Perhaps this is why the music I’ve heard from AI generators leaves me feeling so cold and creeped out. The absence of a human hand — made glaring and discomforting through the tiniest lapses of approximated intuition — can render the listening experience a valueless exchange, the music a bunk currency.

When we know there’s a person on the other side of a song, phrase or gesture, there remains the sense of a connection, an understanding capable of collapsing time and distance — even if that person has been dead for centuries, even if that phrase exists only as a scratch on paper or wax.

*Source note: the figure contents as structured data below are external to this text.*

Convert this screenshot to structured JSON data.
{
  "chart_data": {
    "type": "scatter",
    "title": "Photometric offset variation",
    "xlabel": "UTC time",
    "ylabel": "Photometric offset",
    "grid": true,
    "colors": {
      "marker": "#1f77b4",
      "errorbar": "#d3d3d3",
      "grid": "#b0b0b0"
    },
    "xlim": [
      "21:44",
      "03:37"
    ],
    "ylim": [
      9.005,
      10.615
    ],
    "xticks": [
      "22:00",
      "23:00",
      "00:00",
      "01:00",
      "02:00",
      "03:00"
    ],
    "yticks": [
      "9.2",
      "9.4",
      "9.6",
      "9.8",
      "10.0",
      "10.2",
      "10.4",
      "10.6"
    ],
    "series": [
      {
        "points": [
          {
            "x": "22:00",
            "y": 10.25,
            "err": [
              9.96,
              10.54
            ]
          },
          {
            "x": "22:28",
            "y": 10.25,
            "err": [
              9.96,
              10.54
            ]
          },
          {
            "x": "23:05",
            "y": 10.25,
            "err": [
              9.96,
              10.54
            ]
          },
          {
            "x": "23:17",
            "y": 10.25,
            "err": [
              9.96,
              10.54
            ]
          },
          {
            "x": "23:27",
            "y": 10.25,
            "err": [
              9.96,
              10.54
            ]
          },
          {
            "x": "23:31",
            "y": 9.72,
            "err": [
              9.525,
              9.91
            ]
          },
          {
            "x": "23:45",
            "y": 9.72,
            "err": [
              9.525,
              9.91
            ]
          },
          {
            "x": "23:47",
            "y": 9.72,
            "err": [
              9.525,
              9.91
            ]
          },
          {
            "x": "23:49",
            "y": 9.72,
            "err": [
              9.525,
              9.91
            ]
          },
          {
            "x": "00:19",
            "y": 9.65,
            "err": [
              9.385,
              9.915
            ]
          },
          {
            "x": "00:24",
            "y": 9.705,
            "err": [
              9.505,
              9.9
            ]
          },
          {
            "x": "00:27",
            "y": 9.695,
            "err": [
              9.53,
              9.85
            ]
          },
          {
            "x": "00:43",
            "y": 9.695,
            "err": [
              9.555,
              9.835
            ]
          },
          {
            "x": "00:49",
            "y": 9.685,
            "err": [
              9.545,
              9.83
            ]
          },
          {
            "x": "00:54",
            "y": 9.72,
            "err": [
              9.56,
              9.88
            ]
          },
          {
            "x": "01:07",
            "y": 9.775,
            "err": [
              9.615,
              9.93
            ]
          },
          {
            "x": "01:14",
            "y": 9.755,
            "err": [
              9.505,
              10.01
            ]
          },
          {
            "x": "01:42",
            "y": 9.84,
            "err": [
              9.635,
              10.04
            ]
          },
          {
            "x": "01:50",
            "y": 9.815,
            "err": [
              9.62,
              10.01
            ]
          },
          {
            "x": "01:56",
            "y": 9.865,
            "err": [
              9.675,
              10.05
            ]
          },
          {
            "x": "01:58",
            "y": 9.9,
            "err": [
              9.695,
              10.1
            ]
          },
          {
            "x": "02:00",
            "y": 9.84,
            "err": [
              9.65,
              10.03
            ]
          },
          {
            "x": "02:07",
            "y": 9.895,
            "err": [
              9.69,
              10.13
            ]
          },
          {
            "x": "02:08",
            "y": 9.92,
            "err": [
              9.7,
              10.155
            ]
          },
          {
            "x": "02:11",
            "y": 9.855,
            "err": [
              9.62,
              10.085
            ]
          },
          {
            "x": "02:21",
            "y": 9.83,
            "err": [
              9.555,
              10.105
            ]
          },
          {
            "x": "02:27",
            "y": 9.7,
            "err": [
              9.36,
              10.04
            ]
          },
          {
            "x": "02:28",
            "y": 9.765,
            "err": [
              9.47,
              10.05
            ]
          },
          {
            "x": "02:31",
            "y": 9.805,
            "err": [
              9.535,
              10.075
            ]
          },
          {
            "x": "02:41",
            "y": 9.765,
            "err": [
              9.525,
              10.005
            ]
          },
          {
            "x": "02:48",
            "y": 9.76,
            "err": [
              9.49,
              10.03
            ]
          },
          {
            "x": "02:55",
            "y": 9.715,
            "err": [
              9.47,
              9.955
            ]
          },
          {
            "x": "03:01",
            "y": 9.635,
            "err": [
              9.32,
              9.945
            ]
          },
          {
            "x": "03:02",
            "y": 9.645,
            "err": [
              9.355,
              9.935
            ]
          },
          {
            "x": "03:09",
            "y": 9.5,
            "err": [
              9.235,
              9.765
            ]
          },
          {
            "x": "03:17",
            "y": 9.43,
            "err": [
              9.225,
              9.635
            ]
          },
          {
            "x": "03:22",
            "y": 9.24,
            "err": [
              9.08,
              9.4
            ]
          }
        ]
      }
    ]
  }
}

But there’s no message in AI’s proverbial bottle. AI has no artistic intention, no creative spirit, nothing to get off the chest it doesn’t have. Any emotional response you might have is 100 percent projection, and it doesn’t feel great. For the moment, AI remains a model refining itself, not an artist reaching out to you. Its goal is optimal performance, not ecstatic release.

“Pieces of music aren’t just pieces of sound,” Machover says. “They’re because some human being thought something was important to communicate and express.”

On the other hand — and to hack a phrase from Aretha Franklin — systems are doing it for themselves.

Tod Machover’s “Overstory Overture” premieres March 7 at Alice Tully Hall, 1941 Broadway, New York. lincolncenter.org.